= Air France robbery =

1967 robbery at JFK Airport in New York City

The Air France robbery was a major robbery that took place in April 1967, when associates of the Lucchese crime family stole $420,000 ($ in ) from the Air France cargo terminal at New York City's JFK International Airport. While there were many cargo thefts at JFK airport in 1967, this was the largest cash robbery that had taken place at the time. It was carried out by Henry Hill, Robert McMahon, Tommy DeSimone, and Montague Montemurro, on a tip-off from McMahon. Hill believed it was the Air France robbery that endeared him to the Mafia.

==Planning==
Air France was the carrier for American currency that had been exchanged in Southeast Asia. The airline had contracted to return the money to the US for depositing with American banks. The money was usually carried in linen bags, each containing US$60,000, and Air France shipped up to $1 million per week in this manner. The money was stored in a cement-block strong room with a round-the-clock private security guard.

According to Robert McMahon, who worked for Air France's cargo operation, Air France aircraft regularly delivered three or four $60,000 packages at a time, and he told Henry Hill that three or four men with pistols could easily steal it. However, it was difficult to predict when the money would be there, so a stickup was risky. Hill decided it would be better to steal the key so they could attempt to steal the money at a moment's notice without tipping off Air France that they knew about the money. Reconnaissance missions revealed that the most difficult obstacle would be the security guard, who kept the key with him at all times, even on days off.

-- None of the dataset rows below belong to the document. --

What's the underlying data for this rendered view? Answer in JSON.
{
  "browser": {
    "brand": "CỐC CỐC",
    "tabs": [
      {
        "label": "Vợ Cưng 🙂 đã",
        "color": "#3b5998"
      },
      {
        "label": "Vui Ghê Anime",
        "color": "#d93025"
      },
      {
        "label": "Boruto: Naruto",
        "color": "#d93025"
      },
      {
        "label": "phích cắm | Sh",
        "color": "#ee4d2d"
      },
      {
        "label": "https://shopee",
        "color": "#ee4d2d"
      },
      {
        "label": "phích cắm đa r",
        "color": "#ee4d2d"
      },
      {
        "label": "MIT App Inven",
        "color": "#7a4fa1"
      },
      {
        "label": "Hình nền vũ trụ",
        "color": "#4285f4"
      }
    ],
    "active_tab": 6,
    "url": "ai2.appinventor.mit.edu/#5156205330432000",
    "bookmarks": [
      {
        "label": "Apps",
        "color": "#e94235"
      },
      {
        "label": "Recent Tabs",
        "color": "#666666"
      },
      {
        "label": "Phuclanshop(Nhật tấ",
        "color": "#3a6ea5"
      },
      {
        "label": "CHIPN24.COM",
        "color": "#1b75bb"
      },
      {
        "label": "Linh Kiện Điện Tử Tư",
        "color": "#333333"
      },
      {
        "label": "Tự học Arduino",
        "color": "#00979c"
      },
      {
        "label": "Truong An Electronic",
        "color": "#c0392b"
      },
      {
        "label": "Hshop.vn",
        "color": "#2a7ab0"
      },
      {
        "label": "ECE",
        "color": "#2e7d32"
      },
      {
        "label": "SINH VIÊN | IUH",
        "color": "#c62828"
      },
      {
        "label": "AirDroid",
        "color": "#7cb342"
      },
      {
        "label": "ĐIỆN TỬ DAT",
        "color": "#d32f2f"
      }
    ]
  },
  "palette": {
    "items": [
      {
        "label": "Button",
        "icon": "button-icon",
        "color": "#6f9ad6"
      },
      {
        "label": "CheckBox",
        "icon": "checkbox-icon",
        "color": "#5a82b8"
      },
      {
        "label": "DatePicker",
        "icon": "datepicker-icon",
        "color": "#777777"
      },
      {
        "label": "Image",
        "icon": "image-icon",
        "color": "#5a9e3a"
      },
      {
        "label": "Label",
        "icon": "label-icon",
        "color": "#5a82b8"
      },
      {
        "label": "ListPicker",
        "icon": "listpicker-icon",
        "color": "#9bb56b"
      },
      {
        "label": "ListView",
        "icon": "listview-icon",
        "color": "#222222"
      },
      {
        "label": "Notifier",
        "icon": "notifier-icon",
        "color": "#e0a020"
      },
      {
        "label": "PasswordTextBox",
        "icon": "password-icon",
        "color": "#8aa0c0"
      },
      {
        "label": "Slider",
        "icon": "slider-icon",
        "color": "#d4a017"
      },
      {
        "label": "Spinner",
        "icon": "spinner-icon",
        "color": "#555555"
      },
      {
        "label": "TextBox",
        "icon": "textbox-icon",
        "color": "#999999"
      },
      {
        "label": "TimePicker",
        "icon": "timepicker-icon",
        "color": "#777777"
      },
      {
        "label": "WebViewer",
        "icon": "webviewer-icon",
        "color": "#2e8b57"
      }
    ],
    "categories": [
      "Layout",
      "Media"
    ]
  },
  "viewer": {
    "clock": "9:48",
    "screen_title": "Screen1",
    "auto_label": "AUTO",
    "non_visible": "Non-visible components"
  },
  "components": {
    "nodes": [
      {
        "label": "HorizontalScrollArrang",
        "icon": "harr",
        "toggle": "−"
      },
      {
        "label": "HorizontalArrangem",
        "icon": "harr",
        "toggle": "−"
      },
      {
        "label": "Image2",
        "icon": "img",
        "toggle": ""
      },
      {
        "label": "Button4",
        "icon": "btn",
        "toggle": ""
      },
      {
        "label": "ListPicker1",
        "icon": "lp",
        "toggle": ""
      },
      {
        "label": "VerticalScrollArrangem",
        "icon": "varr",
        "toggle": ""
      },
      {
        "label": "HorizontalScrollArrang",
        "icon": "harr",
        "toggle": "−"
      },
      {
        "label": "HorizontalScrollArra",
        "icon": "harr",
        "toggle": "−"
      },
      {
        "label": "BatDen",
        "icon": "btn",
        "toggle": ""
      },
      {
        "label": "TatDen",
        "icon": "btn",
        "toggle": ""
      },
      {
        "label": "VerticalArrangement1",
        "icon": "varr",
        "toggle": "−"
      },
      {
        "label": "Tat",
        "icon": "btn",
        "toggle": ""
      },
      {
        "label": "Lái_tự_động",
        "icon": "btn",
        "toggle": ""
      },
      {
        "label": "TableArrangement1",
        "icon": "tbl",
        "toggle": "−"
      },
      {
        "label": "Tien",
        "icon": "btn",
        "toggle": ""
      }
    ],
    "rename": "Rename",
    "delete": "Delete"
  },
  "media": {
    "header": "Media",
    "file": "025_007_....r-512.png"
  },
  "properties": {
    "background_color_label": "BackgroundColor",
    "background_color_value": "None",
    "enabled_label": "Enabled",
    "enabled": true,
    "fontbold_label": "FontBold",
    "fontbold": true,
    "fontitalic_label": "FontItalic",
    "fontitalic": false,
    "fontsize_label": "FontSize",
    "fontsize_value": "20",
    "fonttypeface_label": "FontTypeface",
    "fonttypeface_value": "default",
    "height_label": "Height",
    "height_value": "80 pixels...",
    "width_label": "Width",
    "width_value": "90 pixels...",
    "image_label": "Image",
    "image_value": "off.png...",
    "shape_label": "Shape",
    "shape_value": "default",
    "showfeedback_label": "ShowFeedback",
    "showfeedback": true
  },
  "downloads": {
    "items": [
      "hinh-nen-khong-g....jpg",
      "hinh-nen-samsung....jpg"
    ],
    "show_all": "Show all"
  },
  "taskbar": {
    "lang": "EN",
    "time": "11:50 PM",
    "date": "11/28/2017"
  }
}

A break into the guard's home turned up a potential vulnerability: women. McMahon introduced the guard to an expensive escort at The Jade East Motel located near JFK International Airport. In time, the guard and the escort became intimate. After a number of dry runs, McMahon and the escort were able to distract the guard long enough for Hill to retrieve the key from his pants and make a copy.

==Execution==
McMahon received notice that between $400,000 and $700,000 would be delivered on Friday, April 7, 1967. He said the best time for the actual robbery would be just before midnight, when the security guard would be on his meal break.

On the day of the robbery, Hill and Tommy DeSimone drove to the Air France cargo terminal at John F. Kennedy International Airport with an empty suitcase, the largest Hill could find. At 11:40 p.m, they entered the Air France cargo terminal. McMahon said that they should just walk in, as people often came to the terminal to pick up lost baggage. DeSimone and Hill entered the unsecured area unchallenged. They unlocked the door with the duplicate key. Using a small flashlight, they found seven of the bags, which they loaded into the suitcase and left. No alarm was raised, no shots fired, and no one was injured. The theft was not discovered until the following Monday, when a Wells Fargo truck arrived to pick up the cash to be delivered to the French American Banking Corporation.

==Portrayal in film==
The robbery was portrayed in the 1969 film Le clan des siciliens by Henri Verneuil and the 1990 film Goodfellas by Martin Scorsese. The latter film portrayed it being an inside job, with a security guard simply giving Henry Hill a key (as opposed to attempting to copy one), and also used the significantly more lucrative Lufthansa heist of 1978 to show the deadly consequences of the following internal fight between the robbers.